La CFTC (Commodity Futures Trading Commission) est le régulateur américain des marchés de dérivés. Son autorisation est nécessaire pour proposer légalement des contrats à terme ou des produits dérivés aux États-Unis. Sa décision d’approuver les perpétuels crypto a ouvert la porte à Coinbase et Kalshi. Le CME conteste cette décision devant les tribunaux.
Est-ce que ce litige affecte les investisseurs français ?

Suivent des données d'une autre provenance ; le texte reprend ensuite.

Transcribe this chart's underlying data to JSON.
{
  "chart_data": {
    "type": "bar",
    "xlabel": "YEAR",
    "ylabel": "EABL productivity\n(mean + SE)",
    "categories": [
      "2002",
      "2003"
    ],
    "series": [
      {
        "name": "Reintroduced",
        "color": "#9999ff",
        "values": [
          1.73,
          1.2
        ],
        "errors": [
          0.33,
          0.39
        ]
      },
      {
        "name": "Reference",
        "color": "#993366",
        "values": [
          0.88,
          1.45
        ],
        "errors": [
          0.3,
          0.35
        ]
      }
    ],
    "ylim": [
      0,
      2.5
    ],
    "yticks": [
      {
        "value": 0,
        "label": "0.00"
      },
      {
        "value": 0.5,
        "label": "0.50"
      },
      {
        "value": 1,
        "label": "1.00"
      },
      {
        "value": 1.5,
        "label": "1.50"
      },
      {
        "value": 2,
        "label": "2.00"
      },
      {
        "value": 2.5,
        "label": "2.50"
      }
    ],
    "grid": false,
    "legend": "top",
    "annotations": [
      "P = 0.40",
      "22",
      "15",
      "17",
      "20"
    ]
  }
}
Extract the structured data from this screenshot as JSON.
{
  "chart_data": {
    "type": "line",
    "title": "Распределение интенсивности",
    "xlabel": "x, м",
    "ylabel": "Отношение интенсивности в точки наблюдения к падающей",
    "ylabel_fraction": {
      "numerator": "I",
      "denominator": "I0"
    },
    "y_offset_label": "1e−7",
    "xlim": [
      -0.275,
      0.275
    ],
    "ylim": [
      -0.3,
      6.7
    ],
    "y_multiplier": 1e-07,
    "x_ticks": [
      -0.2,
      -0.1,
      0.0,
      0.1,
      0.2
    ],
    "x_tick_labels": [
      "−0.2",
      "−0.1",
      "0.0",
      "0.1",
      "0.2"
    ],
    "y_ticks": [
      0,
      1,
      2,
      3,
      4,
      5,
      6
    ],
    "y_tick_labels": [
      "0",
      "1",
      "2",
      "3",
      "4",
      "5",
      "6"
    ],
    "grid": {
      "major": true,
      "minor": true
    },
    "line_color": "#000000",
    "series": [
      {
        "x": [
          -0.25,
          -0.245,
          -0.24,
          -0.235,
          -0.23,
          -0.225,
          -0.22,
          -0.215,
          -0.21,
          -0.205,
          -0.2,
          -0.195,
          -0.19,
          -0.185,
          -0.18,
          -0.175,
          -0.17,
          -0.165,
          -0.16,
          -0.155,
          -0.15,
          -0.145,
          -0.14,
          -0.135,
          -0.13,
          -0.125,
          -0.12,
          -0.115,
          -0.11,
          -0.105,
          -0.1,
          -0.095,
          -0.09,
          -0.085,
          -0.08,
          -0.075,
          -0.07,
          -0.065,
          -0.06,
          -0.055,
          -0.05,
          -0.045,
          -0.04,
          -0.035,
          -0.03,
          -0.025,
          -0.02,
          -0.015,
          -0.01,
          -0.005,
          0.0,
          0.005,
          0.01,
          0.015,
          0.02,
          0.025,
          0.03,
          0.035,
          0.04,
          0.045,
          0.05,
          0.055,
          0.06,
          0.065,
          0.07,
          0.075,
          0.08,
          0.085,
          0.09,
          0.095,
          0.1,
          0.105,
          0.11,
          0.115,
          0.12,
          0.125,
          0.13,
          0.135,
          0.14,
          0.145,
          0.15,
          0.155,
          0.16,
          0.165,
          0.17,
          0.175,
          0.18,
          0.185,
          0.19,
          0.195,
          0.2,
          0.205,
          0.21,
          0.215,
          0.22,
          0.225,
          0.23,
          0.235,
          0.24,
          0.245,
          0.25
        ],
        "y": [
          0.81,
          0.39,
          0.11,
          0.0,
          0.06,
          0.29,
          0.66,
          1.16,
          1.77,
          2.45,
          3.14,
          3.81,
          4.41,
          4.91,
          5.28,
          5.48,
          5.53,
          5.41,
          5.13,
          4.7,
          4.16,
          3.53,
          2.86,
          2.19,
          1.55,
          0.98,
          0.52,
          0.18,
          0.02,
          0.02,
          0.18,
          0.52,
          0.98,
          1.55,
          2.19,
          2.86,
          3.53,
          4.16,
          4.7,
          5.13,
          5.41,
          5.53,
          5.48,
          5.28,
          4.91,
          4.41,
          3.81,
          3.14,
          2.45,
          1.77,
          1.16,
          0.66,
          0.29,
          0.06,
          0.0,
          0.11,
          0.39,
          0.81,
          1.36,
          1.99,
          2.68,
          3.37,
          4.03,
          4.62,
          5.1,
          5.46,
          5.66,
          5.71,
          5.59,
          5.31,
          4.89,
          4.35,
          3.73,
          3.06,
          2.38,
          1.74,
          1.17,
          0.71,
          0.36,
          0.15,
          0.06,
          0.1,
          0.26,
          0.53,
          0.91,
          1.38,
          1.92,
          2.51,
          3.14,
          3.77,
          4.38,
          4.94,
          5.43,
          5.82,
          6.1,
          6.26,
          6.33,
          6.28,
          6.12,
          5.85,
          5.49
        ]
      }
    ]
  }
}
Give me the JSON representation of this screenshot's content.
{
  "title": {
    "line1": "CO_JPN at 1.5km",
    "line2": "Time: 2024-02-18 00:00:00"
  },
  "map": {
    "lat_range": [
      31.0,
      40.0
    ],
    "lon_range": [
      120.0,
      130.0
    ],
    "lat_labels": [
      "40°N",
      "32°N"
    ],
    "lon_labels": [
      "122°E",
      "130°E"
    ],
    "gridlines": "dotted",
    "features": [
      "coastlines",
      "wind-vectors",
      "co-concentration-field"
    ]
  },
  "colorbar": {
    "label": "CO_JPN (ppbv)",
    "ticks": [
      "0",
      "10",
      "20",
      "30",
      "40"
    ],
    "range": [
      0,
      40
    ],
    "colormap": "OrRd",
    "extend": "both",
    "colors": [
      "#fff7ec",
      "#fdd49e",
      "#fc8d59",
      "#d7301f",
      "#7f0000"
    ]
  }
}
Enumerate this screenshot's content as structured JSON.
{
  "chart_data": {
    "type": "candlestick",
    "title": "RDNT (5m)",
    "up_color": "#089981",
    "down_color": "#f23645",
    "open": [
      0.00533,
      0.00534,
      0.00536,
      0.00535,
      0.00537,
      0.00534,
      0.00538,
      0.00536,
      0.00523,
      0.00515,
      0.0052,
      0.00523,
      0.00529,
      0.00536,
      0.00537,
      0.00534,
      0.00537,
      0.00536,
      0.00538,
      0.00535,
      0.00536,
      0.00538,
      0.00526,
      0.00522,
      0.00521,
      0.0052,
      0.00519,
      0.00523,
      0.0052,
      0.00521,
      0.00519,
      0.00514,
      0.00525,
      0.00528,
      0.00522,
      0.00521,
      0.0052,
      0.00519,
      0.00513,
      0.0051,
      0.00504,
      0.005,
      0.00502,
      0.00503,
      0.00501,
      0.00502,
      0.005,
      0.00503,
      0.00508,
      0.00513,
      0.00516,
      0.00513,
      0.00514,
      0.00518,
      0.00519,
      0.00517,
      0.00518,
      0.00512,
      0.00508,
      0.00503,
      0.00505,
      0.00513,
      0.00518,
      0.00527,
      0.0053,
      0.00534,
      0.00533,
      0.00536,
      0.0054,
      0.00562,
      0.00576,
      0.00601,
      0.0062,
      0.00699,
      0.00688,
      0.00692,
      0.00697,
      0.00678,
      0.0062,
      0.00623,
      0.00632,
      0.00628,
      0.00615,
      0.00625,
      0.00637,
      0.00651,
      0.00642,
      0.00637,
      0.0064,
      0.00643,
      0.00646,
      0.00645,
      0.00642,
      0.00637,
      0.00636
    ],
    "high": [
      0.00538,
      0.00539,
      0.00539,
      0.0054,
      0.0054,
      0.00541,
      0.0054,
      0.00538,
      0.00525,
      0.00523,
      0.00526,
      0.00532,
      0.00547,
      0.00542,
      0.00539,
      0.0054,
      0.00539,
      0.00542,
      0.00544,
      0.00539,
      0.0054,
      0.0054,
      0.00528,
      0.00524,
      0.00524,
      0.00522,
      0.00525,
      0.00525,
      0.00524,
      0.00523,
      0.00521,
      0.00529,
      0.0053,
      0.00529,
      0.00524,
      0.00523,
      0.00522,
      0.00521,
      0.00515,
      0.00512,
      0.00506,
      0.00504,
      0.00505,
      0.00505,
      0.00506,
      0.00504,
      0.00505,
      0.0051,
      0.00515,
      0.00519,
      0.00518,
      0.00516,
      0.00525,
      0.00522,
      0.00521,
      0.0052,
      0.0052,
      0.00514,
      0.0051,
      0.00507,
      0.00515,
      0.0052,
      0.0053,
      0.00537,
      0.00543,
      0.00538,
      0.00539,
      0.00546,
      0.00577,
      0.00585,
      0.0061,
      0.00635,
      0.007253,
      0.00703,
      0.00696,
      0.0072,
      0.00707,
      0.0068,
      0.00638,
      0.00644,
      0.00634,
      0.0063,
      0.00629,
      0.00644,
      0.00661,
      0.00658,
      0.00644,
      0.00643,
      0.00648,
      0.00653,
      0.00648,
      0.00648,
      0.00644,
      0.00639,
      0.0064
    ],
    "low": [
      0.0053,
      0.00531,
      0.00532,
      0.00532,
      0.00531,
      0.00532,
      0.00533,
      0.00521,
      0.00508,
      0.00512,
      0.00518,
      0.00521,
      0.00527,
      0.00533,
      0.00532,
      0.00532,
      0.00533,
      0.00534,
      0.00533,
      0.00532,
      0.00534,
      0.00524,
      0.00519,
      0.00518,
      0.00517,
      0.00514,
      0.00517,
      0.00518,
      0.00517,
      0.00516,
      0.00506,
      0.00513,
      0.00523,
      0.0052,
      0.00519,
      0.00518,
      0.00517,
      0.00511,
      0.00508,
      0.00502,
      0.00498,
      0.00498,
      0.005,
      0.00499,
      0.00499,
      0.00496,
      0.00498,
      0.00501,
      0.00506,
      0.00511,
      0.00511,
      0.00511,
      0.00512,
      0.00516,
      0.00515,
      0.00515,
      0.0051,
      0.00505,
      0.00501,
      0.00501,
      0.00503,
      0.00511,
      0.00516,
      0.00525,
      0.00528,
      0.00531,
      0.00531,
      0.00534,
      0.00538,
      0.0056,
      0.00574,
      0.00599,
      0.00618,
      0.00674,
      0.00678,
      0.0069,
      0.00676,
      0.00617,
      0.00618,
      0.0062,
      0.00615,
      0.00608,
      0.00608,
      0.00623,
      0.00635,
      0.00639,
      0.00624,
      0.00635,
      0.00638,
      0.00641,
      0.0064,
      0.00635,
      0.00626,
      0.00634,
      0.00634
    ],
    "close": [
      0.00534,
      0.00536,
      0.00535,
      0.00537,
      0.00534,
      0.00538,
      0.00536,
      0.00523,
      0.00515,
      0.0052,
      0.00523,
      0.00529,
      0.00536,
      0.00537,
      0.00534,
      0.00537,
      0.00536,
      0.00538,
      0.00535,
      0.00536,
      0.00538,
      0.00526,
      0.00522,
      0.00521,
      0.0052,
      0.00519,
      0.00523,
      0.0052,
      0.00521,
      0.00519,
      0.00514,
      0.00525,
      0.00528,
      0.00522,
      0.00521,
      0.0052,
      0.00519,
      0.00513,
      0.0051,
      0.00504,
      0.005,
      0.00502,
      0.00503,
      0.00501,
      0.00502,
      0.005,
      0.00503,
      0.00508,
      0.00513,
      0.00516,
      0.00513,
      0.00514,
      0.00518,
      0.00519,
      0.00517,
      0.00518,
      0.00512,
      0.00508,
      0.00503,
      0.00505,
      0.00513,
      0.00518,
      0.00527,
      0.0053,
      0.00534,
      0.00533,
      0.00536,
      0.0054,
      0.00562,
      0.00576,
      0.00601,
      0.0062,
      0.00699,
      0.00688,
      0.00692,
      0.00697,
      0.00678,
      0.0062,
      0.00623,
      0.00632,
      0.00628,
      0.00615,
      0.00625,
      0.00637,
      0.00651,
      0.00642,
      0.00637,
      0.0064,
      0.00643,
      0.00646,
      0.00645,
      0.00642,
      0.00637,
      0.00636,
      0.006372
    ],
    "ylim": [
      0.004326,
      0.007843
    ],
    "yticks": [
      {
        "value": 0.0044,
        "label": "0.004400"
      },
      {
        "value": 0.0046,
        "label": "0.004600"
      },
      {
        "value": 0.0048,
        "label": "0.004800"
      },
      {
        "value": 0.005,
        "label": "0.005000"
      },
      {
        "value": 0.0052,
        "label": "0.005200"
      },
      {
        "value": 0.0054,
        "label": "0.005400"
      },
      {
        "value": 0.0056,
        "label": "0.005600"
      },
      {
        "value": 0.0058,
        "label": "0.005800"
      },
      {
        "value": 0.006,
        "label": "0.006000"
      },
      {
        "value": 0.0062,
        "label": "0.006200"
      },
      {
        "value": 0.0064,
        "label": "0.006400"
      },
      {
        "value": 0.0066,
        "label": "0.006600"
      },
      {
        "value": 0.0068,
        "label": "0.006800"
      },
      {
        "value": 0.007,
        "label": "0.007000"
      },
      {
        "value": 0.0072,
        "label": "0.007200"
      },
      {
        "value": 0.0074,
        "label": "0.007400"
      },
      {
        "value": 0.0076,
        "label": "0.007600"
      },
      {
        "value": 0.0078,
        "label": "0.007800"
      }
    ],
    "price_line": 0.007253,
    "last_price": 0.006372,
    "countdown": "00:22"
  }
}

Pas directement. Les résidents français sont soumis à la réglementation européenne (MiCA) et non à la CFTC. Mais une décision défavorable aux plateformes crypto aux États-Unis peut peser sur la confiance des investisseurs institutionnels mondiaux et, par ricochet, sur les cours.
Où en est la réglementation crypto en Europe par rapport aux États-Unis ?
En Europe, le règlement MiCA est entré en application et encadre désormais les émetteurs de cryptomonnaies et les prestataires de services. C’est un cadre plus clair qu’aux États-Unis, où les compétences sont encore disputées entre la SEC, la CFTC et d’autres agences. Cette incertitude américaine est précisément ce que le CME exploite dans ce dossier.